Dois anos após a primeira avaliação, 1.243 idosos foram entrevistados novamente. Os pesquisadores verificaram se a participação em 42 atividades (divididas entre sociais, cotidianas, cognitivas e físicas) estava associada ao desempenho cognitivo e ao surgimento de novos casos de demência.

“Entre os idosos reavaliados, 99% praticavam algum tipo de atividade social, 95% faziam atividades cotidianas, 63% desempenhavam atividades cognitivas e 49% mantinham atividades físicas”, aponta a pesquisadora.

“Verificou-se que os idosos que realizavam mais atividades tiveram um menor declínio no funcionamento cognitivo. A maior participação em atividades também esteve associada a um menor risco de desenvolver demência nesse período”, acrescenta Marcia.

Quanto ao tipo específico de atividade desempenhada, a pesquisa também mostrou que idosos que faziam mais atividades cognitivas na inclusão do estudo tiveram um menor declínio cognitivo. As atividades incluíam trabalhos manuais, em madeira e metal, costura (tricô, crochê), aulas variadas, uso do computador, canto, música, jogos, leitura e escrita.

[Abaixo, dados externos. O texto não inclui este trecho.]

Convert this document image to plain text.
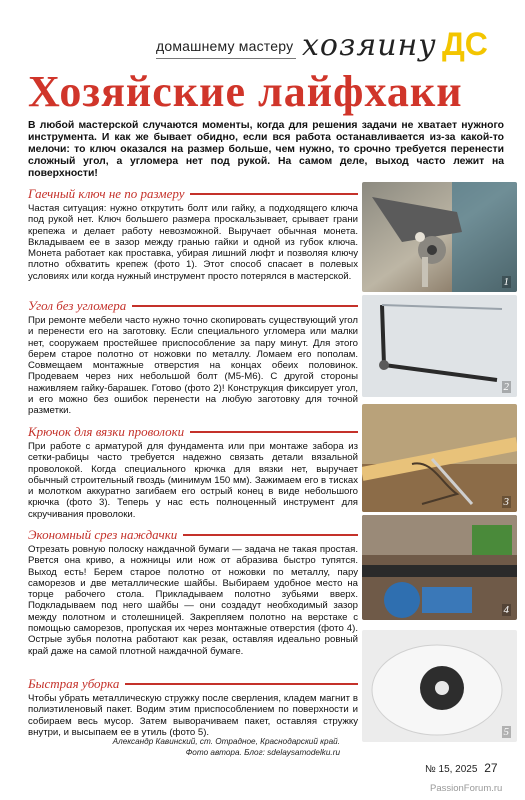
домашнему мастеру хозяину ДС
Хозяйские лайфхаки
В любой мастерской случаются моменты, когда для решения задачи не хватает нужного инструмента. И как же бывает обидно, если вся работа останавливается из-за какой-то мелочи: то ключ оказался на размер больше, чем нужно, то срочно требуется перенести сложный угол, а угломера нет под рукой. На самом деле, выход часто лежит на поверхности!
Гаечный ключ не по размеру

Частая ситуация: нужно открутить болт или гайку, а подходящего ключа под рукой нет. Ключ большего размера проскальзывает, срывает грани крепежа и делает работу невозможной. Выручает обычная монета. Вкладываем ее в зазор между гранью гайки и одной из губок ключа. Монета работает как проставка, убирая лишний люфт и позволяя ключу плотно обхватить крепеж (фото 1). Этот способ спасает в полевых условиях или когда нужный инструмент просто потерялся в мастерской.	1
Угол без угломера

При ремонте мебели часто нужно точно скопировать существующий угол и перенести его на заготовку. Если специального угломера или малки нет, сооружаем простейшее приспособление за пару минут. Для этого берем старое полотно от ножовки по металлу. Ломаем его пополам. Совмещаем монтажные отверстия на концах обеих половинок. Продеваем через них небольшой болт (М5-М6). С другой стороны наживляем гайку-барашек. Готово (фото 2)! Конструкция фиксирует угол, и его можно без ошибок перенести на любую заготовку для точной разметки.

2
Крючок для вязки проволоки

При работе с арматурой для фундамента или при монтаже забора из сетки-рабицы часто требуется надежно связать детали вязальной проволокой. Когда специального крючка для вязки нет, выручает обычный строительный гвоздь (минимум 150 мм). Зажимаем его в тисках и молотком аккуратно загибаем его острый конец в виде небольшого крючка (фото 3). Теперь у нас есть полноценный инструмент для скручивания проволоки.

3
Экономный срез наждачки

Отрезать ровную полоску наждачной бумаги — задача не такая простая. Рвется она криво, а ножницы или нож от абразива быстро тупятся. Выход есть! Берем старое полотно от ножовки по металлу, пару саморезов и две металлические шайбы. Выбираем удобное место на торце рабочего стола. Прикладываем полотно зубьями вверх. Подкладываем под него шайбы — они создадут необходимый зазор между полотном и столешницей. Закрепляем полотно на верстаке с помощью саморезов, пропуская их через монтажные отверстия (фото 4). Острые зубья полотна работают как резак, оставляя идеально ровный край даже на самой плотной наждачной бумаге.

4
Быстрая уборка

Чтобы убрать металлическую стружку после сверления, кладем магнит в полиэтиленовый пакет. Водим этим приспособлением по поверхности и собираем весь мусор. Затем выворачиваем пакет, оставляя стружку внутри, и высыпаем ее в утиль (фото 5).	5
Александр Кавинский, ст. Отрадное, Краснодарский край.
Фото автора. Блог: sdelaysamodelku.ru
№ 15, 2025 27
PassionForum.ru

A pesquisadora recomenda que políticas públicas estimulem a participação de idosos em todas as atividades, particularmente nas cognitivas. “Embora parte da população idosa brasileira não seja alfabetizada e não saiba ler nem escrever, há outras atividades simples que podem estimular e preservar as funções cognitivas - como os trabalhos manuais - e, com isso, possivelmente prevenir ou retardar o aparecimento da demência”, ressalta Marcia.

“Os resultados da pesquisa complementam as conclusões de outros estudos com idosos que têm acesso a atividades sofisticadas e requerem alto poder aquisitivo, pois mostram que não apenas as atividades cognitivas sofisticadas, como ir ao teatro ou ler um romance, podem evitar ou postergar a doença", completa a professora da USP.